Robert Ball, director of services and solutions for value-added reseller (VAR) ServerWare, said it's usually his practice with clients to retain 50% overhead on all servers in order to leave room for failover if it's needed. But a client might, for example, maintain a four-node cluster for the primary environment and a two-node cluster for test and development at another site. "VCS will automatically shut down the applications on the secondary cluster if the first site needs to failover," he said.

VCS One will ship with preset policies for common tiered applications, such as Oracle, SAP, PeopleSoft and DB2. Agent development kits are available for customers who want to support another application with VCS One.
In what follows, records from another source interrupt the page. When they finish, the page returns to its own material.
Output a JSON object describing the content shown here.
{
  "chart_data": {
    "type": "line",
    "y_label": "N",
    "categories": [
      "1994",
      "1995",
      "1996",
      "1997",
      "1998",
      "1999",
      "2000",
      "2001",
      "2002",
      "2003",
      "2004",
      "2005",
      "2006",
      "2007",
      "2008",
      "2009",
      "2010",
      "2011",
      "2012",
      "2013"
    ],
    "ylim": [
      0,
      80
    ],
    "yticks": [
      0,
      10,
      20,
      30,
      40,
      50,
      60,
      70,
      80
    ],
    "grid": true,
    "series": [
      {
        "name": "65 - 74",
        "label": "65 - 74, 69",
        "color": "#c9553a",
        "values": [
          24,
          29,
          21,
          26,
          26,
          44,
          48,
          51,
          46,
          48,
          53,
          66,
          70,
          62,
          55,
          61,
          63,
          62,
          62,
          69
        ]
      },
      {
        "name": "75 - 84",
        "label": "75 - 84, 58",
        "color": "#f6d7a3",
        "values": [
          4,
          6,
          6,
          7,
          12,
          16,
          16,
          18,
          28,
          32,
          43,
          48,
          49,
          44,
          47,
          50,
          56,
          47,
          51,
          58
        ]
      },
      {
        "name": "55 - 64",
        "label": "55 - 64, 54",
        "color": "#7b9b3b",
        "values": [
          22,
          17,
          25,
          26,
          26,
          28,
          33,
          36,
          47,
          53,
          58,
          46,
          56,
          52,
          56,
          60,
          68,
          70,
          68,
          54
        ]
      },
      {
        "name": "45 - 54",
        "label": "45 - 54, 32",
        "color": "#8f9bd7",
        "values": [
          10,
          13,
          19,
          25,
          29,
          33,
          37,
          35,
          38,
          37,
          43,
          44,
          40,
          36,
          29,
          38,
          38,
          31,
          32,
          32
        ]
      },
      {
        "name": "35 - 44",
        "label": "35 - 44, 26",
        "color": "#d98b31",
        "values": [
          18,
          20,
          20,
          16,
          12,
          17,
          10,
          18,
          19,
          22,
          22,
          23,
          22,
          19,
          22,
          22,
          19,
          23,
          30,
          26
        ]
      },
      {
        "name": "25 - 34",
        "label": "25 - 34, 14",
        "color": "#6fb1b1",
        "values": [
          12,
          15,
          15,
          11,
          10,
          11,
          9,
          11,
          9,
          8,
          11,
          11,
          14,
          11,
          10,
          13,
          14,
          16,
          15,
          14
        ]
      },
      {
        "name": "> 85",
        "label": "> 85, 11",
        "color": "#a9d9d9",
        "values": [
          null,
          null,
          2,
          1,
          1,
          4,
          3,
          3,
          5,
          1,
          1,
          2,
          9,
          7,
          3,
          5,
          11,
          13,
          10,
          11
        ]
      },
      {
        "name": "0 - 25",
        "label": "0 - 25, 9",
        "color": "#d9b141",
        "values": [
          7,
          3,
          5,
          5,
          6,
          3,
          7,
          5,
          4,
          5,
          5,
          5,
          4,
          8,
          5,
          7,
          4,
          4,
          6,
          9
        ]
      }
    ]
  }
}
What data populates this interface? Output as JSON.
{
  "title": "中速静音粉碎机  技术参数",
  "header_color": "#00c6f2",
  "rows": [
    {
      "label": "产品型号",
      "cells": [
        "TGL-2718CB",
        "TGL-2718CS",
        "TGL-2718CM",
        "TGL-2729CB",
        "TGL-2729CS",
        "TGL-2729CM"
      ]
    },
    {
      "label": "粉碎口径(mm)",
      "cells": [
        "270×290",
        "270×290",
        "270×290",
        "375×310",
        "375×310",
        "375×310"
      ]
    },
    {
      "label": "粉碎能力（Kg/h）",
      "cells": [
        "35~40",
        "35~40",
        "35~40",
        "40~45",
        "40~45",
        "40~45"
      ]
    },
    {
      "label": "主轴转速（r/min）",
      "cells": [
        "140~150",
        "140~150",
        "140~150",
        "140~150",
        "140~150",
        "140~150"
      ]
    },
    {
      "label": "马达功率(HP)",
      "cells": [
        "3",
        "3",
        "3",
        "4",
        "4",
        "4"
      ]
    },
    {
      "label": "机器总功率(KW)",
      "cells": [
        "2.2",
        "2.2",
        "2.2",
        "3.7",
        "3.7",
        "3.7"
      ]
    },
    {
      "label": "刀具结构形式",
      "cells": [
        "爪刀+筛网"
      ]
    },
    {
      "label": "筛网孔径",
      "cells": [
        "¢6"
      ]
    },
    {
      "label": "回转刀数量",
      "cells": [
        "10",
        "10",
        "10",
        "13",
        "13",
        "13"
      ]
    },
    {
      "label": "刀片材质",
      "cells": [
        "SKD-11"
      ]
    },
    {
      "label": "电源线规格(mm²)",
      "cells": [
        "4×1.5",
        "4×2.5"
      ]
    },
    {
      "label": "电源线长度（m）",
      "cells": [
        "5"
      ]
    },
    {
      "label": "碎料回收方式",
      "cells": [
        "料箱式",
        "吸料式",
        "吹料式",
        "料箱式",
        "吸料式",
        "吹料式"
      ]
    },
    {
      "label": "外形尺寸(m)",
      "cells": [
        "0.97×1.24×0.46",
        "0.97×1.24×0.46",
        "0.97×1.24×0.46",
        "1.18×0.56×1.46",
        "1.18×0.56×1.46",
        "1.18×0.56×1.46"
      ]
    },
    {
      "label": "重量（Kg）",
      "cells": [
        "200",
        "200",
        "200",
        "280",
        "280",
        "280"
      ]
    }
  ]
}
Pricing for VCS One is $995 per CPU on protected servers. There is no charge for the policy master server.

Today, VCS One supports Windows, Linux and Solaris operating systems, and virtual servers VMware, Linux Logical Domains and Solaris containers.

Symantec isn't offering Xen support with this release despite a partnership with Citrix for server virtualization, but Lohmeyer said VCS One was under development before Xen came on the scene. "[Support for Xen] will be in our very next release," he said.

Ball still hopes for the ability to eventually support failover between multiple operating systems, as well as between different physical and virtual hardware resources. "We can fail file systems, for example, between Solaris and AIX boxes, but the [application] binaries are still different," he said. "The dream would be to failover an application from a Windows server, run it on Linux and have it be supported."